Jedna Čaputová wiosny nie czyni. Sondaż ze Słowacji zmrozi tych, którzy uwierzyli w zmianę w tym kraju

Piotr Rodzik
Wygrana Zuzany Čaputovej w wyborach prezydenckich na Słowacji została przyjęta jako odwrót mieszkańców tego kraju od eurosceptycznych i nacjonalistycznych polityków. Tymczasem nowy sondaż przed wyborami do Europarlamentu dowodzi, że wcale nie jest tak różowo. Progresywna Słowacja Čaputovej notuje w nim bardzo słaby wynik.
Partia Zuzany Čaputovej w nowym sondażu wypadła bardzo źle. Fot. facebook.com/pg/zcaputova/
Zgodnie z wynikami sondażu, które opublikowano w serwisie euractiv.sk, wybory do Parlamentu Europejskiego z dużą przewagą wygrałaby narodowa lewica, czyli SMER (Kierunek – Socjalna Demokracja), która ma poparcie 21,62 proc.

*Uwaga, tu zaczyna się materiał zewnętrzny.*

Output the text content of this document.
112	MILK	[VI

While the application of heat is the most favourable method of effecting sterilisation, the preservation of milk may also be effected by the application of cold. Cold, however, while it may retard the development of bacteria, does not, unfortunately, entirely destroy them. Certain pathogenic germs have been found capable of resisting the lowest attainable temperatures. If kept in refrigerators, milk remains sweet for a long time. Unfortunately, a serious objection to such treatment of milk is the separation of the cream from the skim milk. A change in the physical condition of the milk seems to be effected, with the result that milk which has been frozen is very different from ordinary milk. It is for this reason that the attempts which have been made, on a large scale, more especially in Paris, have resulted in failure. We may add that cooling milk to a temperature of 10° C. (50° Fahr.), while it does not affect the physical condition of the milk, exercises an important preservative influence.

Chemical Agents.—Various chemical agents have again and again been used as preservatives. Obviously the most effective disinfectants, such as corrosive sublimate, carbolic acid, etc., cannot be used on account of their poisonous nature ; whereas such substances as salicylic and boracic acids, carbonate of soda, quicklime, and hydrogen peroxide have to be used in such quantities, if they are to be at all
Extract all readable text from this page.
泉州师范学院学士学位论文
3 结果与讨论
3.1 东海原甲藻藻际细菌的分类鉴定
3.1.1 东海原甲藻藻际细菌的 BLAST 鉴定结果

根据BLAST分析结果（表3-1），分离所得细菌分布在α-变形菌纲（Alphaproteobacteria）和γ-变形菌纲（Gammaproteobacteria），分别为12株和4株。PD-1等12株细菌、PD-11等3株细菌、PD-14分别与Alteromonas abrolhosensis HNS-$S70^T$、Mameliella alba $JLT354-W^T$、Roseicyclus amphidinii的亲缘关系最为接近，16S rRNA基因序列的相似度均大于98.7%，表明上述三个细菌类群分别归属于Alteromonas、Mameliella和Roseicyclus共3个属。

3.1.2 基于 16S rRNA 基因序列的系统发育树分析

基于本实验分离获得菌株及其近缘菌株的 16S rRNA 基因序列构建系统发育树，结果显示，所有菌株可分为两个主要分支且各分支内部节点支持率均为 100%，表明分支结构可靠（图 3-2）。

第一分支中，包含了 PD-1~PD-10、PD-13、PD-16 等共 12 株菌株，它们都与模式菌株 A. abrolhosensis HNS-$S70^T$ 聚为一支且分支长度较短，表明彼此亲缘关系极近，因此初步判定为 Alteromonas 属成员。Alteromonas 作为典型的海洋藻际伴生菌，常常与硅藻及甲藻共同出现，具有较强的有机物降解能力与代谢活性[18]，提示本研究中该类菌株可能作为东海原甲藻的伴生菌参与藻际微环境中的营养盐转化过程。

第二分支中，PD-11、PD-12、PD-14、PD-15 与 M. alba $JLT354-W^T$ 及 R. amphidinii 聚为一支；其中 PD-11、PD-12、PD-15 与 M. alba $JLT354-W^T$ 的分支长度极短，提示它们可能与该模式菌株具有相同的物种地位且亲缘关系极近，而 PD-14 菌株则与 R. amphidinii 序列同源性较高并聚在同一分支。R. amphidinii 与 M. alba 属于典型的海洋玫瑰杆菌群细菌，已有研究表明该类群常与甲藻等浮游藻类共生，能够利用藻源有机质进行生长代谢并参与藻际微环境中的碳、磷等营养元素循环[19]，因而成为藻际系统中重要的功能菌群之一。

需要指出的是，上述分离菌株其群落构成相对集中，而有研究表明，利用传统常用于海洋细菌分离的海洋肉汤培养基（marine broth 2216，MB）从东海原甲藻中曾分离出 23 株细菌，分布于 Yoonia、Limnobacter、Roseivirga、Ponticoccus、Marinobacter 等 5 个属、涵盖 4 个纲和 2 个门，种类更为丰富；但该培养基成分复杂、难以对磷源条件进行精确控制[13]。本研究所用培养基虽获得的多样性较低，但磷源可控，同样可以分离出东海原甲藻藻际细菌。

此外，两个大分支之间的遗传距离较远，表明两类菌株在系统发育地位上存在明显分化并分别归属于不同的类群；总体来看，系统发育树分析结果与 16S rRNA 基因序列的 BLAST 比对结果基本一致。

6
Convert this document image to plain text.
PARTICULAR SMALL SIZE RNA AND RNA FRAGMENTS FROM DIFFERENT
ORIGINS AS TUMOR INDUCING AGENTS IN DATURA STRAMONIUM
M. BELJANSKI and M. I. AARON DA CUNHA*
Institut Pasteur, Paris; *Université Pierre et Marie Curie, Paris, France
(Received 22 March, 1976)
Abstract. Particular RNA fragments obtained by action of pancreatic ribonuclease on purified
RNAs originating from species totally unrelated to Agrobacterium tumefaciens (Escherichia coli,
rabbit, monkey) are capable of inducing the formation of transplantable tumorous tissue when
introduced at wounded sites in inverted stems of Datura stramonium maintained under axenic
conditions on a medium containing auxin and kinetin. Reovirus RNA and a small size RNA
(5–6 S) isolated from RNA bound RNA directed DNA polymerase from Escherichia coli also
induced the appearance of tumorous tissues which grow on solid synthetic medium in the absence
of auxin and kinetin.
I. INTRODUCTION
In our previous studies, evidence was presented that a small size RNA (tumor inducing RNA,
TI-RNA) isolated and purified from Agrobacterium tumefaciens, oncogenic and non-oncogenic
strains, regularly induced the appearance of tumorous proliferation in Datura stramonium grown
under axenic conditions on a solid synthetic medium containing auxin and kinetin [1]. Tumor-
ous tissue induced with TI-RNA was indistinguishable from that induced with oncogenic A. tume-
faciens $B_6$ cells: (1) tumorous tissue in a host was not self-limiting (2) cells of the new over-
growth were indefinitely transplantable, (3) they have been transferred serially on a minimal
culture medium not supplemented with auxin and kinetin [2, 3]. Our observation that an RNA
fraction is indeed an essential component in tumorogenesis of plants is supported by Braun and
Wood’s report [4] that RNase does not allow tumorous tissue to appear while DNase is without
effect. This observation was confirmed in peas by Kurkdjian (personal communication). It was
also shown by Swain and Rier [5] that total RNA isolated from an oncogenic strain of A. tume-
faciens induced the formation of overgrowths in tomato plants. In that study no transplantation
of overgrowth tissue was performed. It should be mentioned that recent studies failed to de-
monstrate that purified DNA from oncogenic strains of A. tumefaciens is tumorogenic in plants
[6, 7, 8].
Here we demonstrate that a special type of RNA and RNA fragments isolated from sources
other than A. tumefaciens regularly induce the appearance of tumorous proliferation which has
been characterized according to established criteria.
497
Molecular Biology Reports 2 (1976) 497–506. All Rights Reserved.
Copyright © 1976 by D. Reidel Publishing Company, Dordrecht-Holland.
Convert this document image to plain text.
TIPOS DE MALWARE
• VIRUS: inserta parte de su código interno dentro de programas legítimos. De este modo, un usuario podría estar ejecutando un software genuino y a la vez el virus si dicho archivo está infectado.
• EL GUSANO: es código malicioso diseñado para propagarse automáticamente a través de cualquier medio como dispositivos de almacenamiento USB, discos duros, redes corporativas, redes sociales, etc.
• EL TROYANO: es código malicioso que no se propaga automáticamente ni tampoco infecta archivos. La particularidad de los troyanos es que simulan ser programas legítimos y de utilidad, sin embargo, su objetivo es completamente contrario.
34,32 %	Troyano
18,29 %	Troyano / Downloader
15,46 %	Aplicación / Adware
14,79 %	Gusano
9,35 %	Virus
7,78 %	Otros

Kolejne miejsca w sondażu zajęły ugrupowania kojarzone z prawicą. Druga jest bowiem Słowacka Partia Narodowa z poparciem 12,9 proc. Trzecia jest Wolność i Solidarność – to partia o profilu liberalnym i eurosceptycznym, a jej poparcie to 11,29 proc.

Czwarta jest konserwatywna partia Zwyczajni Ludzie z wynikiem 10,98 proc. Dalej kolejne prawicowe ugrupowanie – Jesteśmy Rodziną – z poparciem 9,16 proc. Szósty wynik (8,89 proc.) notuje Ruch Chrześcijańsko-Demokratyczny, a dopiero siódma (8,1 proc.) jest Progresywna Słowacja Zuzany Čaputovej – i to w koalicji z innym ugrupowaniem o podobnym liberalno-demokratycznym nachyleniu o nazwie Spolu.


Dodajmy, że to wyniki sondażowe, a te prawdziwe mogą być nieprzewidywalne. Słowaccy wyborcy są bowiem znani z braku zainteresowania udziałem w wyborach do Europarlamentu. Frekwencja wyborcza w 2014 roku wyniosła zaledwie 13,05 proc. i była najniższa w Europie w trakcie wyborów europejskich.

Przypomnijmy, że Zuzana Čaputová dość niespodziewanie wygrała wybory na Słowacji i została pierwszą prezydentką tego kraju. Nowej prezydent gratulacje masowo słali Polacy, ale odnotowano także brak reakcji ze strony polskiego rządu.